Does anyone honestly believe that it is possible to sanitize university life, eliminate these often invisible, inherently subjective micro-aggressions? Keep in mind that a professor who encourages a lively give-and-take discussion will invariably be guilty of micro-aggression. And if this remediation feat were accomplished, would blacks and Hispanics then graduate in record numbers and go on to productive careers? Would the world improve if the University of Illinois advertised itself as an ever-so-caring place of learning where nobody was ever offended or forced to feel bad about their racial or ethnic groups? If subtle racism is as debilitating as alleged, what explains widespread black failure in the racism-free sciences? Or is physics and chemistry similarly infected but beyond the ken of whites?
Expunging micro-aggression is especially daunting since these black students from Kindergarten onward have been marinated in paranoia-like victimhood. Moreover, for countless academically struggling minorities, this bogus explanation of their academic insufficiency is the perfect excuse and one that cannot be challenged since disputation itself proves debilitating white racism. Why study in such a poisonous environment? And without hard work, performance of these minority students will decline yet further and there will be even more perceived micro-aggression (low grades will certainly become micro-aggression).
For professors valuing their careers large areas of social sciences terrain will become terra incognita. Why risk offending sensitive souls by venturing into anything that deals with race? But, if one must venture forth on topics like crime or affirmative action, just drink the Kool-Aid and flatter the sensibilities of hypersensitive minority students, even this entails lying. If some black students believe that the Black Panthers were just a free breakfast charity, don’t argue (I once faced such a black student who vigorously made this argument). Better yet, hire racial ideologues to teach everything that touches on race, since they will surely avoid offending black students. In today’s university, in a contest between truth and keeping the peace, the latter always wins.
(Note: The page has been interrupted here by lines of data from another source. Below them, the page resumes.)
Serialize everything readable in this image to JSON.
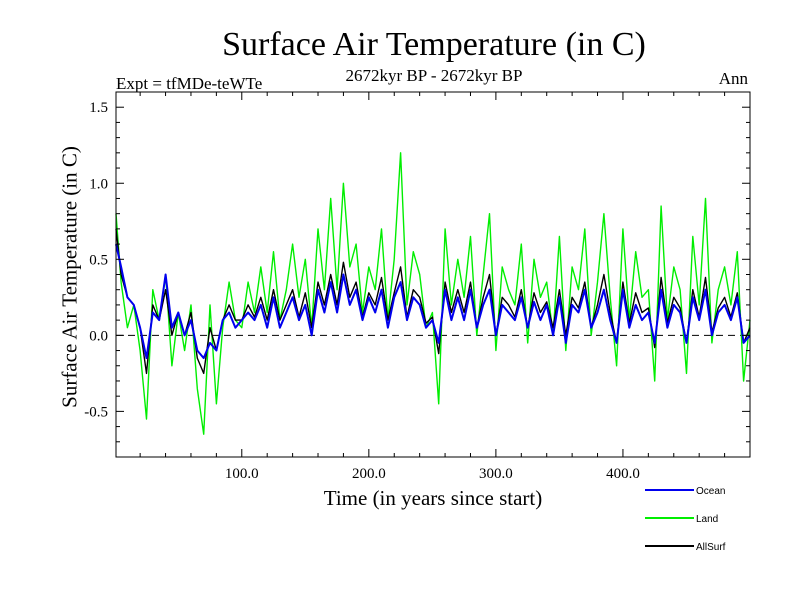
{
  "chart_data": {
    "type": "line",
    "title": "Surface Air Temperature (in C)",
    "subtitle": "2672kyr BP - 2672kyr BP",
    "experiment": "Expt = tfMDe-teWTe",
    "season": "Ann",
    "xlabel": "Time (in years since start)",
    "ylabel": "Surface Air Temperature (in C)",
    "xlim": [
      1,
      500
    ],
    "ylim": [
      -0.8,
      1.6
    ],
    "xticks": [
      100,
      200,
      300,
      400
    ],
    "xtick_labels": [
      "100.0",
      "200.0",
      "300.0",
      "400.0"
    ],
    "yticks": [
      -0.5,
      0.0,
      0.5,
      1.0,
      1.5
    ],
    "ytick_labels": [
      "-0.5",
      "0.0",
      "0.5",
      "1.0",
      "1.5"
    ],
    "zero_line": 0.0,
    "series": [
      {
        "name": "Land",
        "color": "#00ee00",
        "x": [
          1,
          5,
          10,
          15,
          20,
          25,
          30,
          35,
          40,
          45,
          50,
          55,
          60,
          65,
          70,
          75,
          80,
          85,
          90,
          95,
          100,
          105,
          110,
          115,
          120,
          125,
          130,
          135,
          140,
          145,
          150,
          155,
          160,
          165,
          170,
          175,
          180,
          185,
          190,
          195,
          200,
          205,
          210,
          215,
          220,
          225,
          230,
          235,
          240,
          245,
          250,
          255,
          260,
          265,
          270,
          275,
          280,
          285,
          290,
          295,
          300,
          305,
          310,
          315,
          320,
          325,
          330,
          335,
          340,
          345,
          350,
          355,
          360,
          365,
          370,
          375,
          380,
          385,
          390,
          395,
          400,
          405,
          410,
          415,
          420,
          425,
          430,
          435,
          440,
          445,
          450,
          455,
          460,
          465,
          470,
          475,
          480,
          485,
          490,
          495,
          500
        ],
        "values": [
          0.8,
          0.35,
          0.05,
          0.2,
          -0.1,
          -0.55,
          0.3,
          0.1,
          0.4,
          -0.2,
          0.15,
          -0.1,
          0.2,
          -0.35,
          -0.65,
          0.2,
          -0.45,
          0.05,
          0.35,
          0.1,
          0.05,
          0.35,
          0.15,
          0.45,
          0.15,
          0.55,
          0.1,
          0.3,
          0.6,
          0.25,
          0.5,
          0.05,
          0.7,
          0.3,
          0.9,
          0.3,
          1.0,
          0.45,
          0.6,
          0.15,
          0.45,
          0.3,
          0.7,
          0.1,
          0.5,
          1.2,
          0.2,
          0.55,
          0.4,
          0.05,
          0.15,
          -0.45,
          0.7,
          0.2,
          0.5,
          0.25,
          0.65,
          0.0,
          0.4,
          0.8,
          -0.1,
          0.45,
          0.3,
          0.2,
          0.6,
          -0.05,
          0.5,
          0.25,
          0.35,
          0.0,
          0.65,
          -0.1,
          0.45,
          0.3,
          0.7,
          0.0,
          0.35,
          0.8,
          0.25,
          -0.2,
          0.7,
          0.1,
          0.55,
          0.25,
          0.3,
          -0.3,
          0.85,
          0.1,
          0.45,
          0.3,
          -0.25,
          0.65,
          0.2,
          0.9,
          -0.05,
          0.3,
          0.45,
          0.2,
          0.55,
          -0.3,
          0.1
        ]
      },
      {
        "name": "AllSurf",
        "color": "#000000",
        "x": [
          1,
          5,
          10,
          15,
          20,
          25,
          30,
          35,
          40,
          45,
          50,
          55,
          60,
          65,
          70,
          75,
          80,
          85,
          90,
          95,
          100,
          105,
          110,
          115,
          120,
          125,
          130,
          135,
          140,
          145,
          150,
          155,
          160,
          165,
          170,
          175,
          180,
          185,
          190,
          195,
          200,
          205,
          210,
          215,
          220,
          225,
          230,
          235,
          240,
          245,
          250,
          255,
          260,
          265,
          270,
          275,
          280,
          285,
          290,
          295,
          300,
          305,
          310,
          315,
          320,
          325,
          330,
          335,
          340,
          345,
          350,
          355,
          360,
          365,
          370,
          375,
          380,
          385,
          390,
          395,
          400,
          405,
          410,
          415,
          420,
          425,
          430,
          435,
          440,
          445,
          450,
          455,
          460,
          465,
          470,
          475,
          480,
          485,
          490,
          495,
          500
        ],
        "values": [
          0.7,
          0.4,
          0.25,
          0.2,
          0.05,
          -0.25,
          0.2,
          0.1,
          0.3,
          0.0,
          0.15,
          0.0,
          0.15,
          -0.15,
          -0.25,
          0.05,
          -0.1,
          0.1,
          0.2,
          0.1,
          0.1,
          0.2,
          0.12,
          0.25,
          0.1,
          0.3,
          0.1,
          0.2,
          0.3,
          0.12,
          0.28,
          0.05,
          0.35,
          0.2,
          0.4,
          0.2,
          0.48,
          0.25,
          0.35,
          0.12,
          0.28,
          0.2,
          0.38,
          0.1,
          0.28,
          0.45,
          0.12,
          0.3,
          0.25,
          0.08,
          0.12,
          -0.12,
          0.35,
          0.15,
          0.3,
          0.15,
          0.35,
          0.05,
          0.25,
          0.4,
          0.0,
          0.25,
          0.2,
          0.12,
          0.3,
          0.05,
          0.28,
          0.15,
          0.22,
          0.05,
          0.3,
          0.0,
          0.25,
          0.18,
          0.35,
          0.05,
          0.2,
          0.4,
          0.15,
          -0.05,
          0.35,
          0.08,
          0.28,
          0.15,
          0.18,
          -0.08,
          0.38,
          0.08,
          0.25,
          0.18,
          -0.05,
          0.3,
          0.12,
          0.38,
          0.02,
          0.18,
          0.25,
          0.12,
          0.28,
          -0.05,
          0.05
        ]
      },
      {
        "name": "Ocean",
        "color": "#0000ee",
        "x": [
          1,
          5,
          10,
          15,
          20,
          25,
          30,
          35,
          40,
          45,
          50,
          55,
          60,
          65,
          70,
          75,
          80,
          85,
          90,
          95,
          100,
          105,
          110,
          115,
          120,
          125,
          130,
          135,
          140,
          145,
          150,
          155,
          160,
          165,
          170,
          175,
          180,
          185,
          190,
          195,
          200,
          205,
          210,
          215,
          220,
          225,
          230,
          235,
          240,
          245,
          250,
          255,
          260,
          265,
          270,
          275,
          280,
          285,
          290,
          295,
          300,
          305,
          310,
          315,
          320,
          325,
          330,
          335,
          340,
          345,
          350,
          355,
          360,
          365,
          370,
          375,
          380,
          385,
          390,
          395,
          400,
          405,
          410,
          415,
          420,
          425,
          430,
          435,
          440,
          445,
          450,
          455,
          460,
          465,
          470,
          475,
          480,
          485,
          490,
          495,
          500
        ],
        "values": [
          0.6,
          0.45,
          0.25,
          0.2,
          0.05,
          -0.15,
          0.15,
          0.1,
          0.4,
          0.05,
          0.15,
          0.0,
          0.1,
          -0.1,
          -0.15,
          -0.05,
          -0.1,
          0.1,
          0.15,
          0.05,
          0.1,
          0.15,
          0.1,
          0.2,
          0.05,
          0.25,
          0.05,
          0.15,
          0.25,
          0.1,
          0.2,
          0.0,
          0.3,
          0.15,
          0.35,
          0.15,
          0.4,
          0.2,
          0.3,
          0.1,
          0.25,
          0.15,
          0.3,
          0.05,
          0.25,
          0.35,
          0.1,
          0.25,
          0.2,
          0.05,
          0.1,
          -0.05,
          0.3,
          0.1,
          0.25,
          0.1,
          0.3,
          0.05,
          0.2,
          0.3,
          0.0,
          0.2,
          0.15,
          0.1,
          0.25,
          0.05,
          0.22,
          0.1,
          0.2,
          0.0,
          0.25,
          -0.05,
          0.2,
          0.15,
          0.3,
          0.05,
          0.15,
          0.3,
          0.1,
          -0.05,
          0.3,
          0.05,
          0.2,
          0.1,
          0.15,
          -0.05,
          0.3,
          0.05,
          0.2,
          0.15,
          -0.05,
          0.25,
          0.1,
          0.3,
          0.0,
          0.15,
          0.2,
          0.1,
          0.25,
          -0.05,
          0.0
        ]
      }
    ],
    "legend": [
      {
        "name": "Ocean",
        "color": "#0000ee"
      },
      {
        "name": "Land",
        "color": "#00ee00"
      },
      {
        "name": "AllSurf",
        "color": "#000000"
      }
    ],
    "legend_position": "bottom-right"
  }
}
Down deep none of this concerns racial micro-aggression. I seriously doubt that the University of Illinois administrators buy this nonsense or are likely to accept the report’s recommendations beyond a few symbolic steps. The entire enterprise is really about inventing “scientific” excuses for black and Hispanic academic failure (black enrollments are down at the U of I). Administrators know full well that multiple remedial programs have failed for 50 years and this new proposed hypercoddling will join the rest. To repeat, if anything, eliminating all discomfort guarantees an incomplete though psychologically satisfying education, just what struggling minority students need. So, like primitive people facing yet more draught, the calamity must be blamed on something, perhaps an evil spirit, spiteful gods or even witchcraft.
Lastly, imagine what happens when these mollycoddled students join the workforce? They will be shocked by any criticism and may even sue to protect their delicate egos from those who disagree with them. Who would hire such employees even with a University of Illinois degree?